As ordens são dadas pessoalmente. Já confiscaram nosso equipamento diversas vezes. Por exemplo, em janeiro de 2015. Nos atacaram, me detiveram por dias.

Antes disso, a facção terrorista Estado Islâmico estava aqui e, em novembro de 2014, eles atiraram em mim.

Não estou assustado, no entanto, eu preciso ser cauteloso, se quiser sobreviver.

PILHA

Eu criei a estação em junho de 2013 por causa da revolução. Começamos a ir às ruas em protestos com cartazes para informar as pessoas no Ocidente sobre o que estava acontecendo. Mas é preciso falar também com as pessoas que estão aqui.

Seria impossível fazer isso pela televisão, porque nós não temos eletricidade durante todo o dia. Então decidi fazer uma coisa diferente. Para ouvir rádio você só precisa de algumas pilhas.

Eu não tenho formação em comunicação. Sou um corretor de imóveis. Porém, como não há meios de imprensa livres na Síria, alguém precisa fazer algo.

Participei de três cursos em Gaziantep, no sul da Turquia, a partir de 2012. Confesso que não prestei atenção nos dois primeiros deles. Encarei aquilo como uma viagem, e não como treinamento. Mas aprendi no terceiro.
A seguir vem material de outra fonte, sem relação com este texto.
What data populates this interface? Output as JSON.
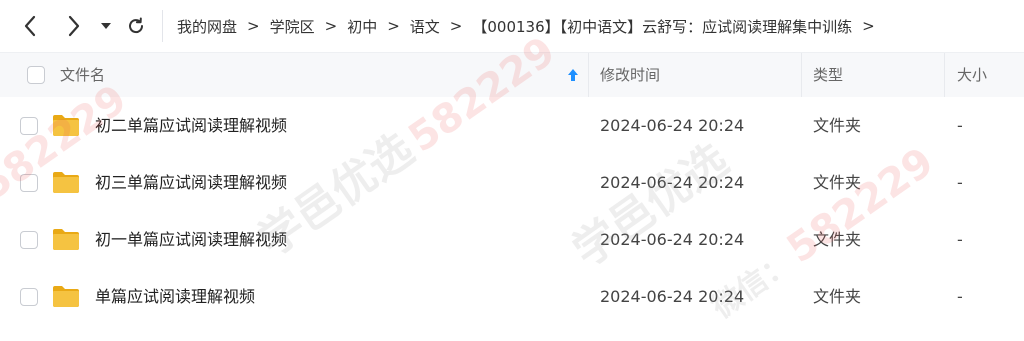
{
  "nav": {
    "breadcrumb": [
      "我的网盘",
      "学院区",
      "初中",
      "语文",
      "【000136】【初中语文】云舒写：应试阅读理解集中训练"
    ],
    "separator": ">",
    "back_icon": "chevron-left-icon",
    "forward_icon": "chevron-right-icon",
    "dropdown_icon": "caret-down-icon",
    "refresh_icon": "refresh-icon"
  },
  "table": {
    "columns": {
      "name": "文件名",
      "modified": "修改时间",
      "type": "类型",
      "size": "大小"
    },
    "sort": {
      "column": "name",
      "direction": "ascending"
    },
    "rows": [
      {
        "name": "初二单篇应试阅读理解视频",
        "modified": "2024-06-24 20:24",
        "type": "文件夹",
        "size": "-"
      },
      {
        "name": "初三单篇应试阅读理解视频",
        "modified": "2024-06-24 20:24",
        "type": "文件夹",
        "size": "-"
      },
      {
        "name": "初一单篇应试阅读理解视频",
        "modified": "2024-06-24 20:24",
        "type": "文件夹",
        "size": "-"
      },
      {
        "name": "单篇应试阅读理解视频",
        "modified": "2024-06-24 20:24",
        "type": "文件夹",
        "size": "-"
      }
    ]
  },
  "watermark": {
    "text": "学邑优选",
    "number": "582229",
    "wechat": "微信："
  },
  "colors": {
    "folder": "#f5c341",
    "folder_dark": "#e9a915",
    "accent": "#1e90ff",
    "header_bg": "#f7f8fa"
  }
}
Antes de participar dos cursos, eu pensava que seria difícil ter uma estação de rádio, que eu precisaria de um prédio de seis andares com mil funcionários.

Então vi que era possível. Hoje temos 132 funcionários e 28 deles são mulheres. Somos financiados por doações e pelo apoio de organizações não governamentais.